One of the things I love about being an Expat is the diversity of the people you meet. We not only live in a foreign country, but also make friends with people from all around the world. We learn about other cultures and our lives are enriched with their traditions and beliefs.
My Boot camp classes that I have been running for the past four years are a great example of this. The numbers vary as in typical Expat fashion, people often go away (me included) or move countries. At one point half of my class disappeared as three ladies got posted to new countries at the same time.
The lovely ladies that make up the group are a mix of Nationalities and we are constantly learning from each other. We discuss all manner of topics and generally come away from the class feeling a little lighter from the workout and the problems we just shared. I sometimes think the exercise is secondary to the conversation! (Actually I’m pretty sure it is!).
I have mentioned before that my longs runs are where I do my best thinking and often where I get ideas for my posts. Last Sunday, my husband and I set of for what we thought was going to be a 50km race. Both of us ended up pulling out at the 25km mark, me with a sore calf and David as he was still recovering from the Melbourne Marathon.
While I was running, feeling sore and sorry for myself I started wondering what was really wrong with me. Was it my calf, or was it some internal emotional turmoil I was dealing with. You may think this is a strange train of thought, so let me explain.
About 12 months ago I was suffering from a sore foot. It had been niggling for weeks and I had obviously been complaining a lot as at the end of one of my boot camp classes, one of my ladies asked me if she could take a look at it. As well as having a university degree in something I can’t even pronounce, this lady is also studying Chinese herbal medicine (I will call her Pearl for this story).
I was happy to agree to any treatment at that point and eagerly took off my shoe ready for Pearl to heal me. She gently took my foot in her hands and closed her eyes. She sat still and silent for 5 minutes before slowly opening her eyes and telling me that the problem wasn’t in my foot. Before I had a chance to protest that of course it was in my foot, it was damn sore, she asked if she could put her hands on my knee.
Of course I agreed, and the same procedure followed. Pearl enclosed my knee in her warm hands and sat in silent meditation with her eyes closed. After another 5 minutes she took my hand and helped me to my feet. In her soft, serious voice she asked permission to put one hand on my back and one on my stomach.
I was starting to get worried now. She gently rested her hands on me and remained silent for what seemed like hours but was probably about 7 minutes. Eventually Pearl opened her eyes and looked at me solemnly. She told me the problem wasn’t coming from my foot or my knee but from my ovaries. OMG..a cyst, cancer?? She went on to explain that the ovaries represent mother hood and I was feeling pain because I was missing my children and was worried about them.
What Pearl had no way of knowing was that there had been some problems with my two daughters in Australia. I was being torn between my responsibility to my older children back home and my responsibility to my younger daughter who was still trying to fit into life in Hong Kong. (I’m sure a lot of you can relate to that!). Pearl’s diagnosis was spot on and of course I immediately burst into tears. Between sobs I tried to explain the situation to her and why it was causing me so much pain. (All this was taking part in the park where I run my classes and we were getting some very strange looks!).
It was an emotionally moving experience for me, and a learning curve. The situation in Australia eventually got sorted and my foot healed without me getting any treatment on it other than Pearl’s wise words, and a lot of foot massages.
What was driven home to me that day was how lucky I was to be able to learn from Pearl.
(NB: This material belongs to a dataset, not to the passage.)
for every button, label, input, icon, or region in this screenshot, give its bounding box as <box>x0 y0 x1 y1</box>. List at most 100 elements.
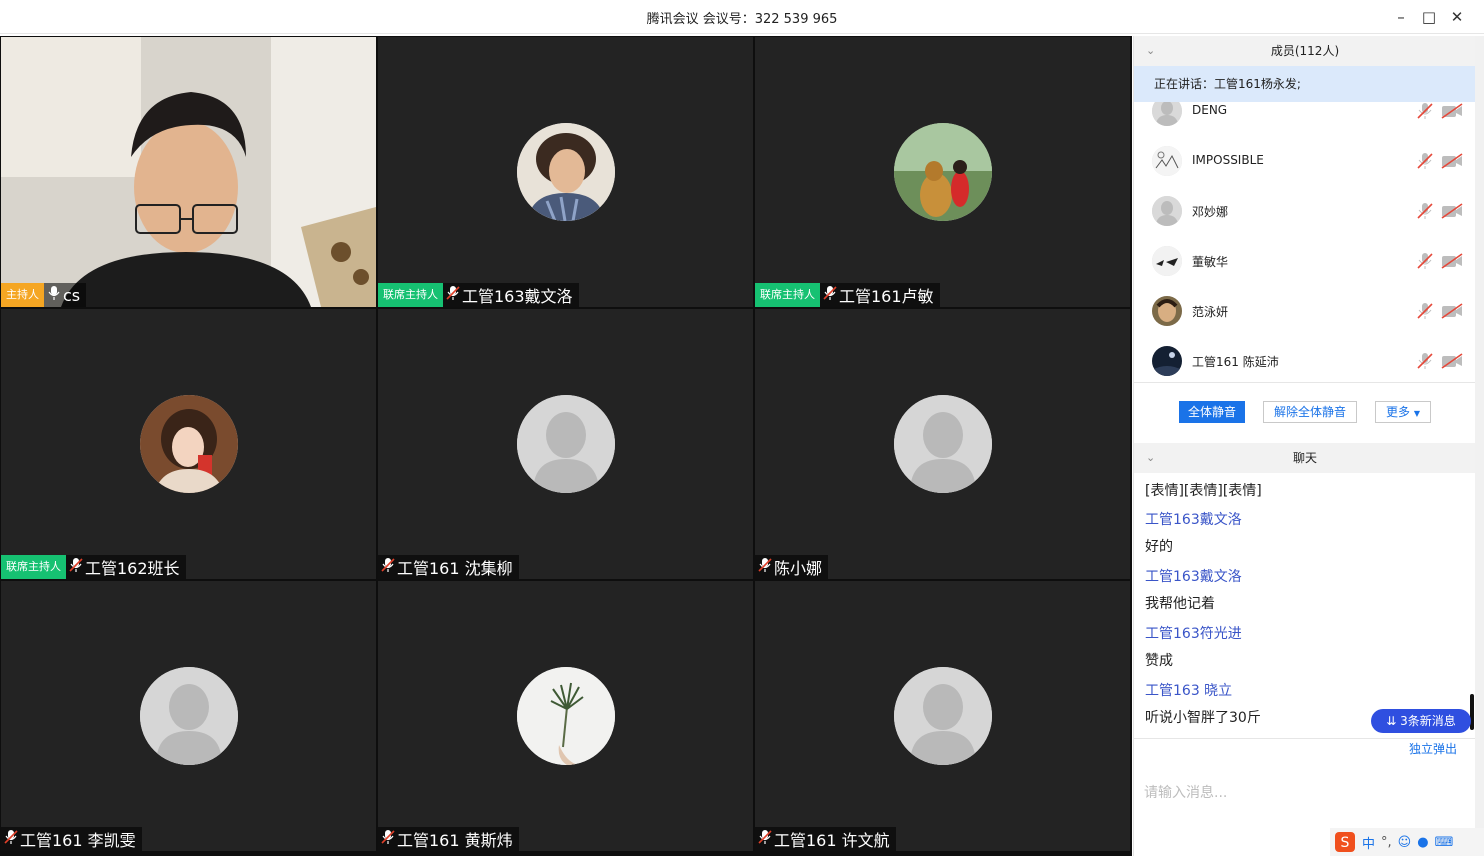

She has a very different approach to life and healing to what I do, but I feel blessed that she was able to share her knowledge with me. I’m not saying that letting go of the stress in your life can cure every injury, but it is certainly an interesting concept to think about. The experience created an awareness that I need to listen to my body and look at the holistic picture, not just the external one.
My Boot camp ladies and all the people I have met on this amazing journey have enriched my life. I am more aware than ever of the importance of being open and respectful to everyone’s culture and beliefs. The expat lifestyle gives us an opportunity to broaden our knowledge and open our minds; it would be remiss of us not to embrace that.
So this was my train of thought as I struggled through my run last Sunday. Was my calf really sore, or was I suffering some internal emotional turmoil that was affecting me physically? I think another visit to Pearl is in order and perhaps a session with my physio.